“It’s not really a political issue, and it shouldn’t be…this is about humans,” says state Senate Minority Leader Jim Ananich [D-Flint].
It looks like Gov. Rick Snyder will not testify in front of a state legislative committee looking into the Flint water crisis. Neither will other key decision makers such as Flint’s former emergency managers or the former head of the Michigan Department of Environmental Quality. Critics say the decision to end hearings now is about politics — an attempt to shield the governor and others from further public scrutiny. Others are withholding judgement until the committee gives its final recommendations.

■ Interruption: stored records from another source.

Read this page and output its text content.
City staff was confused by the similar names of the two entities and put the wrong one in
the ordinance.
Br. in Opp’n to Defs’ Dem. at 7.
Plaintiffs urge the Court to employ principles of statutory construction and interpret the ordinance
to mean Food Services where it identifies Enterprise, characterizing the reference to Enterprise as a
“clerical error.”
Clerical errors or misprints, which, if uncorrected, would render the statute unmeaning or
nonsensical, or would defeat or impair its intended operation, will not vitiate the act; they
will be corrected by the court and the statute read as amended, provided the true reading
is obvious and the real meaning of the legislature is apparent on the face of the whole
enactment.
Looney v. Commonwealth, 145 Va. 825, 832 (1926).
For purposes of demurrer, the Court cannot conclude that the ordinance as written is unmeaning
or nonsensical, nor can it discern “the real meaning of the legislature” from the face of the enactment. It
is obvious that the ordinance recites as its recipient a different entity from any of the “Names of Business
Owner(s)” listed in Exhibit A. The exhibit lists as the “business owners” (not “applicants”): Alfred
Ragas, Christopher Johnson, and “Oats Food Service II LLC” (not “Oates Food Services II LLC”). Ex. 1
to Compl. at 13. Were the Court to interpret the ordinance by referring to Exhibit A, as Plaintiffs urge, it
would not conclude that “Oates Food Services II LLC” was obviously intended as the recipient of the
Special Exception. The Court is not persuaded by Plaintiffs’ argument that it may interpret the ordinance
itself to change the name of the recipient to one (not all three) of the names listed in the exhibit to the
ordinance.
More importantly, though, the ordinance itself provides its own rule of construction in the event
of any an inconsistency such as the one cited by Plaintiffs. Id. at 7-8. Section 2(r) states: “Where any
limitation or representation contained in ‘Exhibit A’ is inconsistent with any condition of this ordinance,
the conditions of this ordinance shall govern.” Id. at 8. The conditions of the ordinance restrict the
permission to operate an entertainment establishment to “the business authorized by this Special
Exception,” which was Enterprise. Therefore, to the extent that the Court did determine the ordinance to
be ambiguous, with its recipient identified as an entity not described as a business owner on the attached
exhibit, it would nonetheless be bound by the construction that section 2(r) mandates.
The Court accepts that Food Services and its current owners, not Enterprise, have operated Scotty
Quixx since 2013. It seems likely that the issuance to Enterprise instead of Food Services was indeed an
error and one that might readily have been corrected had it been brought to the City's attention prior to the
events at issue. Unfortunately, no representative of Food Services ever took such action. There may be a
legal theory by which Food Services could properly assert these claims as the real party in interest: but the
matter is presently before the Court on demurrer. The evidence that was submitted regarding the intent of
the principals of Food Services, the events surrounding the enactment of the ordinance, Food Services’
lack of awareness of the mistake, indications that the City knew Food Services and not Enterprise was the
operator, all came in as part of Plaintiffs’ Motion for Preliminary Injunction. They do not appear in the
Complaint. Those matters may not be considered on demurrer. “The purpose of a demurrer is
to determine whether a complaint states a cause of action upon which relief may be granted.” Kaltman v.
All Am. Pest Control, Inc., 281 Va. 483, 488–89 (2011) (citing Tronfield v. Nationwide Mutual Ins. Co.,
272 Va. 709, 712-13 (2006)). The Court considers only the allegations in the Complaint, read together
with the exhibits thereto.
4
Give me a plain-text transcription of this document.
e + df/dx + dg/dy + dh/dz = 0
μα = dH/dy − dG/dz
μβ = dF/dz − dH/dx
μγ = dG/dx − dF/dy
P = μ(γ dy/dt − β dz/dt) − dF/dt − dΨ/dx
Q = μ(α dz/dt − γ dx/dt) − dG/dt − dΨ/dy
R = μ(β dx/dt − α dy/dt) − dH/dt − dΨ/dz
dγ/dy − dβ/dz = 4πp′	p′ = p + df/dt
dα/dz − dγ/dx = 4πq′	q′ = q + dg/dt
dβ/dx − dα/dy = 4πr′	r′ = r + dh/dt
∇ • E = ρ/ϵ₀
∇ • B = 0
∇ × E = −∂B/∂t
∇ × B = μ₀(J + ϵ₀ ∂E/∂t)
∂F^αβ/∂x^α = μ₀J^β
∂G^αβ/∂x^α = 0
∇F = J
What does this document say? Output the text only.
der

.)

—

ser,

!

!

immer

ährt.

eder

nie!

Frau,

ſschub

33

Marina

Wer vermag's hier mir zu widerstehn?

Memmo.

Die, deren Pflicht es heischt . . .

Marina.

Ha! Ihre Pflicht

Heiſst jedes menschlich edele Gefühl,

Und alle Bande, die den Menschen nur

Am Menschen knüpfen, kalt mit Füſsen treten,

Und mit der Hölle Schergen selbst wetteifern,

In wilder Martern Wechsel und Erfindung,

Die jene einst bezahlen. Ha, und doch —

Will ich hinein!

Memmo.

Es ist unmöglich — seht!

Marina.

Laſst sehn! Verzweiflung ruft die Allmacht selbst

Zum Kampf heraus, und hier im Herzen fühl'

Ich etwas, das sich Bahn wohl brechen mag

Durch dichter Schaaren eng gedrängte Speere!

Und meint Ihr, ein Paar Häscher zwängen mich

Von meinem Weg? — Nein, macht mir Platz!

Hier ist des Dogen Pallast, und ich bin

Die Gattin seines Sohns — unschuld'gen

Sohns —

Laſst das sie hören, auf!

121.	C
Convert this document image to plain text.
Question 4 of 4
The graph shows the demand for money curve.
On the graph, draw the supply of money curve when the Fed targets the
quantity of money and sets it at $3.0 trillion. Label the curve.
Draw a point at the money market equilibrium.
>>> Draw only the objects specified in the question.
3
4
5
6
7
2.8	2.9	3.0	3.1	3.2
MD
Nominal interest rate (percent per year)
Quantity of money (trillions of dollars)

Host Stephen Henderson speaks with Senate Minority Leader Jim Ananich [D-Flint] and State Rep. Ed McBroom [R-Vulcan], who are both members of the special joint committee on Flint.
“I’m a citizen of Flint,” says Ananich. ”And this isn’t a partisan issue…this was something that should’ve never happened. This was a man-made disaster. It’s not really a political issue, and it shouldn’t be…this is about humans, this is a public health crisis.” Moving forward in Flint is “a process that is moving…it’s just not going at the speed I’d like it to.”
McBroom says it would be difficult, if not impossible, to get Gov. Snyder and others to testify now that criminal investigations are underway. He says the committee could have had a chance to hear from key players if it would have started its work earlier.
“Empowering the people is really critical here,” says McBroom. “There should have been ways for their voices to be heard, but those avenues were closed…I see citizens get blocked out because of bureaucracy.” Coming up with a legislative solution to the water crisis is going to take some time,” McBroom says. ”It’s probably going to take the remainder of the year unfortunately.”